Die Direktoren Yaakov Arnan (Sohn eines israelischen Generals) und Mahmoud Soubach (Sohn eines arabischen Scheichs) leben ihren Schülern eine harmonische Zielstrebigkeit vor, von der diese viel lernen können, denn die arabischen und hebräischen Jugendlichen können sich untereinander gar nicht verständigen, obwohl sie teilweise nur hundert Meter voneinander entfernt wohnen und »das gleiche Bier trinken, die gleichen Zigaretten rauchen und der gleichen Mode folgen«, lacht Soubach. In Israel hat die Initiative inzwischen offizielle Preise gewonnen. Dort wird sie vor allem außerhalb der Waldorfwelt wahrgenommen und trägt so ihren Friedensimpuls in eine Öffentlichkeit, die diese Art von Inspiration sehr nötig hat.

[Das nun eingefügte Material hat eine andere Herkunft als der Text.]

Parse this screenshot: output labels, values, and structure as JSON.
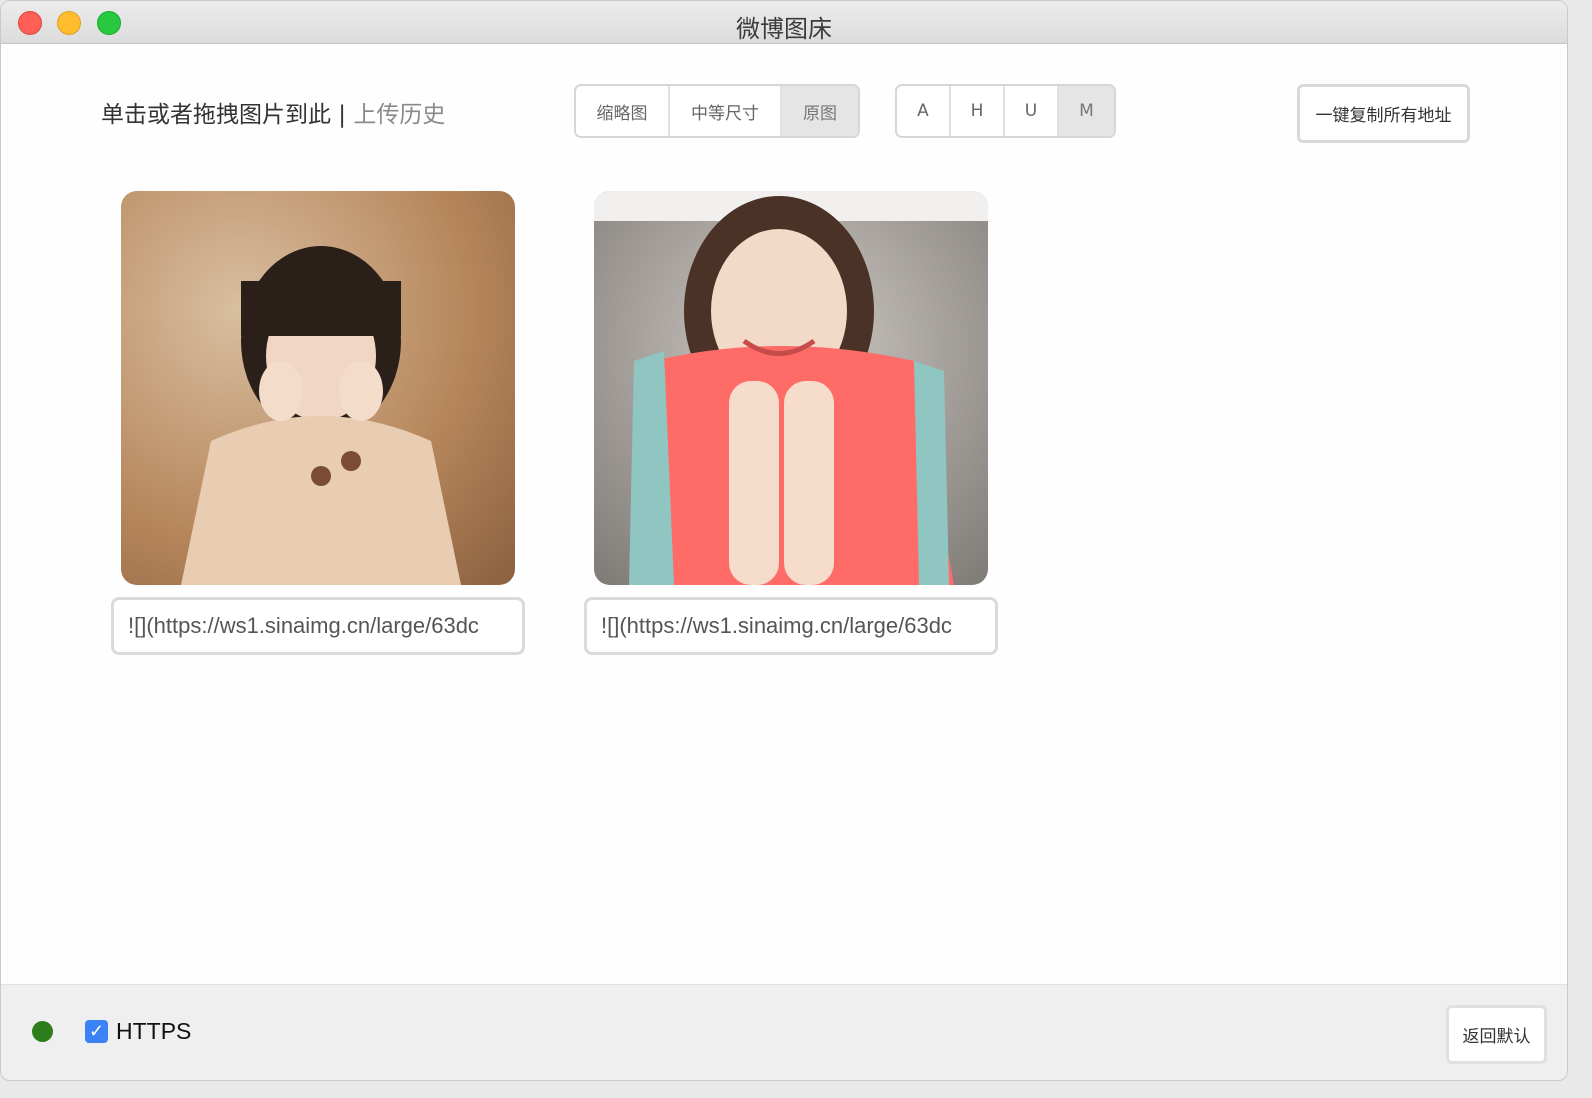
{
  "window": {
    "title": "微博图床"
  },
  "toolbar": {
    "instruction": "单击或者拖拽图片到此",
    "separator": " | ",
    "history_link": "上传历史",
    "size_options": [
      "缩略图",
      "中等尺寸",
      "原图"
    ],
    "size_selected": "原图",
    "format_options": [
      "A",
      "H",
      "U",
      "M"
    ],
    "format_selected": "M",
    "copy_all_label": "一键复制所有地址"
  },
  "images": [
    {
      "url_value": "![](https://ws1.sinaimg.cn/large/63dc"
    },
    {
      "url_value": "![](https://ws1.sinaimg.cn/large/63dc"
    }
  ],
  "footer": {
    "https_label": "HTTPS",
    "https_checked": true,
    "status_color": "#2e7d1b",
    "reset_label": "返回默认"
  }
}
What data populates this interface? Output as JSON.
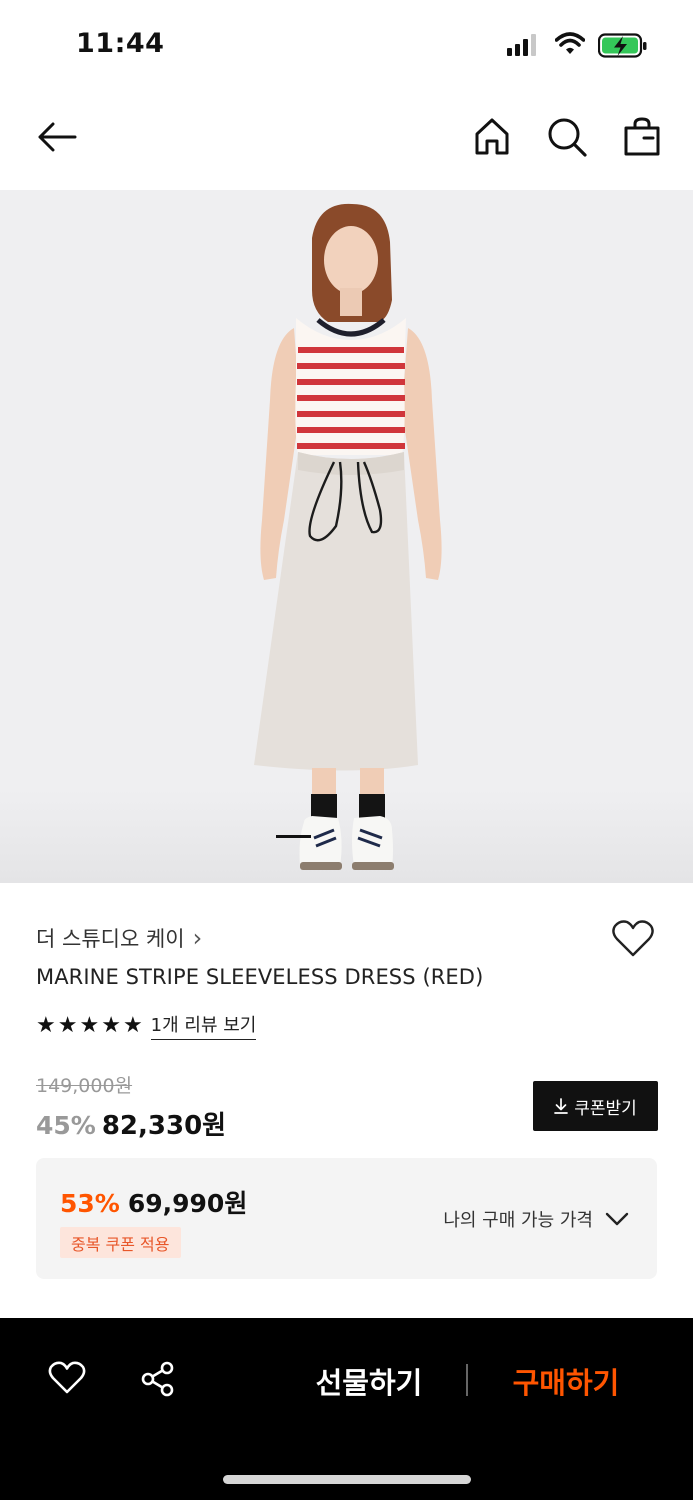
{
  "status_bar": {
    "time": "11:44"
  },
  "nav": {
    "back_icon": "arrow-left-icon",
    "home_icon": "home-icon",
    "search_icon": "search-icon",
    "bag_icon": "shopping-bag-icon"
  },
  "gallery": {
    "image_description": "product photo",
    "current_index": 1
  },
  "product": {
    "brand": "더 스튜디오 케이",
    "brand_chevron": "›",
    "name": "MARINE STRIPE SLEEVELESS DRESS (RED)",
    "rating_stars": 5,
    "review_link": "1개 리뷰 보기",
    "original_price": "149,000원",
    "discount": "45%",
    "sale_price": "82,330원",
    "coupon_button": "쿠폰받기"
  },
  "best_price": {
    "discount": "53%",
    "price": "69,990원",
    "badge": "중복 쿠폰 적용",
    "my_price_label": "나의 구매 가능 가격"
  },
  "bottom_bar": {
    "gift_label": "선물하기",
    "buy_label": "구매하기"
  },
  "colors": {
    "accent": "#ff5500",
    "badge_bg": "#fde5dc",
    "bottom_bar_bg": "#000000"
  }
}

Eine Woche – eine Gemeinschaft

Die Teilnehmer aus aller Welt werden innerhalb der Woche zu einer harmonischen Weltgemeinschaft. Es ist bemerkenswert, wie viele junge Menschen sich hier versammelt haben. Ihnen wird auf dieser Tagung viel Raum geboten, auch im Vortragsprogramm. Dadurch wird die Zukunftsfähigkeit der Waldorfbewegung eindrucksvoll deutlich! Die Simultandolmetscher für sieben verschiedene Sprachen leisten das Äußerste. Ausgiebiges Singen schafft eine warme, inklusive Atmosphäre. Dutzende Menschen sorgen hinter den Kulissen für einen weitgehend reibungslosen Ablauf. Die Logistik für große Tagungen wird am Goetheanum meisterhaft beherrscht. Das Speisehaus produziert an jedem Tag zwei hochwertige warme Mahlzeiten für 900 Gäste, der Saaldienst und die Bühnenkräfte gestalten einen unaufdringlichen technischen Rahmen und Dorothee Prange vom Büro der Pädagogischen Sektion gelingt es, in allen Situationen lächelnd und freundlich auf die vielen verschiedenen Bedürfnisse einzugehen.

Eine solche Tagung ist eine Sternstunde der Waldorfbewegung. Voller Zukunftsimpulse geht man vom Herzenszentrum zurück an die Peripherie und stellt sich den Herausforderungen dort als erfrischter, erneuerter Mensch.

Zum Autor: Sven Saar ist Klassenlehrer an der Freien Waldorfschule Wahlwies in Stockach.